L’été est là et les Français les plus chanceux partent en vacances. Mais au fond, sait-on vraiment pourquoi ce rite migratoire se répète année après année ? De prime abord, la réponse à une telle question paraît évidente : il s’agit de changer d’environnement, d’activité et de rythme, se ressourcer pour revenir « en forme » et affronter plus efficacement le quotidien. Pourtant, le tourisme fut inventé par la jeunesse aristocratique anglaise du XVIIᵉ siècle, une petite élite oisive pour qui le besoin de déconnexion n’était guère indispensable.

Le but premier était culturel : découvrir l’Italie et ses trésors artistiques et culturels. Ce « Grand Tour » – que Stendhal francisa en « tourisme » – devait transformer cette heureuse minorité en gentlemen accomplis.

Puis les motivations touristiques s’élargissent au XIXe siècle, de même que le public concerné : c’est pour des raisons hygiénistes que la bourgeoisie parisienne s’échappe de la capitale pour rejoindre les villégiatures normandes. L’écrivain Marcel Proust passe ainsi ses vacances à Combray puis Balbec, à l’époque où naissent des stations balnéaires comme Deauville, notamment sous l’impulsion de médecins français.

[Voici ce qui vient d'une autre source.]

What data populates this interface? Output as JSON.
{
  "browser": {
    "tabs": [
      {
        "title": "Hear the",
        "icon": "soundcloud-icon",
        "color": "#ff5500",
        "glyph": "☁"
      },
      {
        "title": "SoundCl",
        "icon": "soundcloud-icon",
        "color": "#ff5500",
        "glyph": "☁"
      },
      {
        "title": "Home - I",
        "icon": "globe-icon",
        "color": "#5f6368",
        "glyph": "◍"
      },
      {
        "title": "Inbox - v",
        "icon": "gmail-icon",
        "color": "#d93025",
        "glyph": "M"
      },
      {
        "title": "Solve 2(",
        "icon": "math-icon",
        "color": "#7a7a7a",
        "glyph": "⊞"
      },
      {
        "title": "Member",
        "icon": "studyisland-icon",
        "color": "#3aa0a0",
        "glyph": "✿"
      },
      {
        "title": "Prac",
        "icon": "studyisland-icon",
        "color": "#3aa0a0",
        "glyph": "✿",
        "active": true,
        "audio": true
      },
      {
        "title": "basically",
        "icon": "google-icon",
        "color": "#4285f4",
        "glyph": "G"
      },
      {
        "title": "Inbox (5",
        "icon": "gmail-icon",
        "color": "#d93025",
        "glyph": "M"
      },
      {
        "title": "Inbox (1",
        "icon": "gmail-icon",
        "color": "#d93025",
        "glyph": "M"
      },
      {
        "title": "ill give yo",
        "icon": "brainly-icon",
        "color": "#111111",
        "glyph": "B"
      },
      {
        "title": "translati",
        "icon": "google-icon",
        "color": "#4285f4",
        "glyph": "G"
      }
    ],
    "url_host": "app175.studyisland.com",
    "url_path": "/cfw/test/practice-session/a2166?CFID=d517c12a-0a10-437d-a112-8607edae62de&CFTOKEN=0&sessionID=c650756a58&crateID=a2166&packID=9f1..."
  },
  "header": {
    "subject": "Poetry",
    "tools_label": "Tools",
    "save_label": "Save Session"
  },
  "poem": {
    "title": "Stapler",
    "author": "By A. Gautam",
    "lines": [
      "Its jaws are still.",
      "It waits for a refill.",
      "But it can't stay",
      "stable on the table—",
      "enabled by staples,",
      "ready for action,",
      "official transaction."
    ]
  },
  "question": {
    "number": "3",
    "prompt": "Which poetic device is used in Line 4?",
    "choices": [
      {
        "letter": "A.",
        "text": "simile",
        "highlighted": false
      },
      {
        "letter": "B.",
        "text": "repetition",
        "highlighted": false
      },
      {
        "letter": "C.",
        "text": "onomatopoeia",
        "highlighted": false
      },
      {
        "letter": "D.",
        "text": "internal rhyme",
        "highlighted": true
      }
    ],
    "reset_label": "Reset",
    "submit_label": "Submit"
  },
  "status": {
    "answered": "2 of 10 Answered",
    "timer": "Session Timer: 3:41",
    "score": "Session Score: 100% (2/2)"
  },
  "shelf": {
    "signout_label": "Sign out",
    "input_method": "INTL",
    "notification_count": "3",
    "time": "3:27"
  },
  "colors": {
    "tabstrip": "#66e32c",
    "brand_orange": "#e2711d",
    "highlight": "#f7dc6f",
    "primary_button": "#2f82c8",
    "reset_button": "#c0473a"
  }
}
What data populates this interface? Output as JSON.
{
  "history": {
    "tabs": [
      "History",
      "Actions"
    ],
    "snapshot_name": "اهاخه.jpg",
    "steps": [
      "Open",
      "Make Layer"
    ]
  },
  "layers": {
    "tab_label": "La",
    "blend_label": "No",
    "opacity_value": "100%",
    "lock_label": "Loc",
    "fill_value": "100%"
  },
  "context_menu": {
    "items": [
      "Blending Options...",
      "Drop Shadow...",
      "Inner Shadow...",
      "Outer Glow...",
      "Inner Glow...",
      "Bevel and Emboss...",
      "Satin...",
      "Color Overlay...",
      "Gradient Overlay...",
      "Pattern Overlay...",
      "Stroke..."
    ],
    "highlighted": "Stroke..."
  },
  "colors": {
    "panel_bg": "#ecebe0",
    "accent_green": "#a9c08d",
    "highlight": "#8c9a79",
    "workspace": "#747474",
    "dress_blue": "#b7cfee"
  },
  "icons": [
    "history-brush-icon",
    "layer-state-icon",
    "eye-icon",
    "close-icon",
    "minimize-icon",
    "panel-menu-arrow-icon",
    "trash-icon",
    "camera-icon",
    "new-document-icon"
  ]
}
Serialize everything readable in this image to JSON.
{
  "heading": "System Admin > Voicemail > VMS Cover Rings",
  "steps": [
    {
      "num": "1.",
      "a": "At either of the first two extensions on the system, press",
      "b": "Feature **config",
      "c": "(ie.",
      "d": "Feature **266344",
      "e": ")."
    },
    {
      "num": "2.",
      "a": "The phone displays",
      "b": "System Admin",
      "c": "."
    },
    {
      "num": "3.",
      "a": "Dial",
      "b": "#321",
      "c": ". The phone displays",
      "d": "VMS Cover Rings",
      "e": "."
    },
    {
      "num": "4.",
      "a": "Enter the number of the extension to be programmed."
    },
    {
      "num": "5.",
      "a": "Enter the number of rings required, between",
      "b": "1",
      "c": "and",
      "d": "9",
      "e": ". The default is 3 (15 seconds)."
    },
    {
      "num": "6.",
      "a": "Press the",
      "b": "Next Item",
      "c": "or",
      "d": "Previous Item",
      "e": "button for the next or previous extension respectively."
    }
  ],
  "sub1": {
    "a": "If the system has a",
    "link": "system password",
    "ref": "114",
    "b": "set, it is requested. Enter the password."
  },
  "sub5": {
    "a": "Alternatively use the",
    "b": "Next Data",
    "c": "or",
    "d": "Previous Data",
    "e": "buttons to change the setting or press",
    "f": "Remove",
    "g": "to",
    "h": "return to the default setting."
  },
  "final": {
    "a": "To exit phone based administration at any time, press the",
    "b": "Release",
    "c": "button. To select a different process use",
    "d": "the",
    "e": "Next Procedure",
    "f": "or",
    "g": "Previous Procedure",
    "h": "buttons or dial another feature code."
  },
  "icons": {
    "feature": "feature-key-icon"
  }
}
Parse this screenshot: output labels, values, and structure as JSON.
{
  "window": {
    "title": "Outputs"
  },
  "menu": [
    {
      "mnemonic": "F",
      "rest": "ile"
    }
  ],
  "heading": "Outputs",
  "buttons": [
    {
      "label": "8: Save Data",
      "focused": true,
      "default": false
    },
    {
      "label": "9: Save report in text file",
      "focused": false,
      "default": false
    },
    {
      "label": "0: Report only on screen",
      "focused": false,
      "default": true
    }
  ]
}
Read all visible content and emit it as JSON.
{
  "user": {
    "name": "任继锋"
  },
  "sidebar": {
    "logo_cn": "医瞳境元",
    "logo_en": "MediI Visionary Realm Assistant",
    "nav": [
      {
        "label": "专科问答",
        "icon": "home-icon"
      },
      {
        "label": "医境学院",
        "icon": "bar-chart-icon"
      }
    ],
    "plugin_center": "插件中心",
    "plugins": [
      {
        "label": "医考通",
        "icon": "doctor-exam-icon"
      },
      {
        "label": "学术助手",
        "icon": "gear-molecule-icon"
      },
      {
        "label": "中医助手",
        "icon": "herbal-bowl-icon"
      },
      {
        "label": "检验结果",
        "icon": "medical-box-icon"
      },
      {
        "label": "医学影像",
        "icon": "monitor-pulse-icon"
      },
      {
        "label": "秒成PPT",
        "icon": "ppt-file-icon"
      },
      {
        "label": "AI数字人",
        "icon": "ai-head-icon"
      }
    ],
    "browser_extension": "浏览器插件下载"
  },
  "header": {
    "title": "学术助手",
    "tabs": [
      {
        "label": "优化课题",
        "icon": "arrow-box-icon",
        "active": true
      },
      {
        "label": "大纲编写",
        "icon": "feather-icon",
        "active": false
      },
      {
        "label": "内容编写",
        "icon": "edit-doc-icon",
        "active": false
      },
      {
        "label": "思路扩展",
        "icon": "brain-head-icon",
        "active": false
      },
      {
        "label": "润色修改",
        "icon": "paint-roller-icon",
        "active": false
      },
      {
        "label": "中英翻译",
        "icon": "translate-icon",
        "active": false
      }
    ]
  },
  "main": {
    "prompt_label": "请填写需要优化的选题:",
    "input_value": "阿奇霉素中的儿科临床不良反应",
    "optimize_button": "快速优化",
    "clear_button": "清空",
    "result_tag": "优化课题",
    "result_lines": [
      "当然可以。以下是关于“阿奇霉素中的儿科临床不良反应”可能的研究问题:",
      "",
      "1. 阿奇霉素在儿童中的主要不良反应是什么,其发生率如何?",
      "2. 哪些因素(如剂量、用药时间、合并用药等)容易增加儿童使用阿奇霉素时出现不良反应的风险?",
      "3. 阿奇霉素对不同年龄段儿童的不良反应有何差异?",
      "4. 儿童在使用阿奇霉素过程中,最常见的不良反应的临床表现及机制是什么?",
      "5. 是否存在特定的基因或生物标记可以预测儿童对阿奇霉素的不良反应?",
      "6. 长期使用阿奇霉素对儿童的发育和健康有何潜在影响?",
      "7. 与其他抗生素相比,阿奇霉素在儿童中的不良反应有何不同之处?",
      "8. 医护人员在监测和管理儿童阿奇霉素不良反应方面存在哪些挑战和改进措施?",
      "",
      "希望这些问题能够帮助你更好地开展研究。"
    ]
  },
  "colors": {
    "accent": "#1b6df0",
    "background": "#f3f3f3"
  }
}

Il faut attendre le siècle dernier et l’avènement des congés payés pour voir le besoin de déconnexion émerger. Les ouvriers des grandes villes, dès 1936, s’échappent à la campagne, à la mer ou à la montagne pour oublier quelque temps les difficultés du quotidien dans leurs logements sans confort, et profiter à leur tour d’un été oisif à l’image des personnages du film de Jacques Tati, Les vacances de Monsieur Hulot (1953).

Bande-annonce de Les vacances de Monsieur Hulot (1953) de Jacques Tati.

Aujourd’hui, ce besoin d’évasion, de déconnexion, de lâcher prise, est considéré comme la principale motivation touristique. Encore faut-il que cette déconnexion advienne pleinement et permette une immersion réussie dans la destination choisie. Nous avons mené une étude récente sur des vacanciers qui analyse les différents aspects de l’état de déconnexion et ses principales conséquences : la mémorisation positive des souvenirs de vacances et le bien-être ressenti.

À toutes fins utiles, il est important de préciser que la notion de déconnexion dans cet article ne fait pas référence uniquement à la déconnexion numérique, mais plus globalement à la déconnexion avec tout l’univers du quotidien (travail, engagements sociaux et familiaux, etc.), que l’on peut ressentir lors de périodes de vacances.

Les trois dimensions de la déconnexion

Notre étude a identifié que le concept de déconnexion se subdivise en trois grandes dimensions.

La première fait référence au besoin qu’évoquent les touristes de quitter leur univers quotidien, ses problèmes et ses routines.

Vient ensuite le besoin d’échapper à ce que l’on est et représente, en tant qu’individu, dans cette vie « normale » pour tenter une expérience qui donne l’impression d’être quelqu’un d’autre et de faire preuve d’humilité par rapport au monde qui nous entoure. Par exemple, confronté à l’immensité des univers sauvages, le touriste peut éprouver un sentiment d’humilité à même de lui faire relativiser sa place dans l’univers, et s'engager dans un questionnement existentiel et identitaire.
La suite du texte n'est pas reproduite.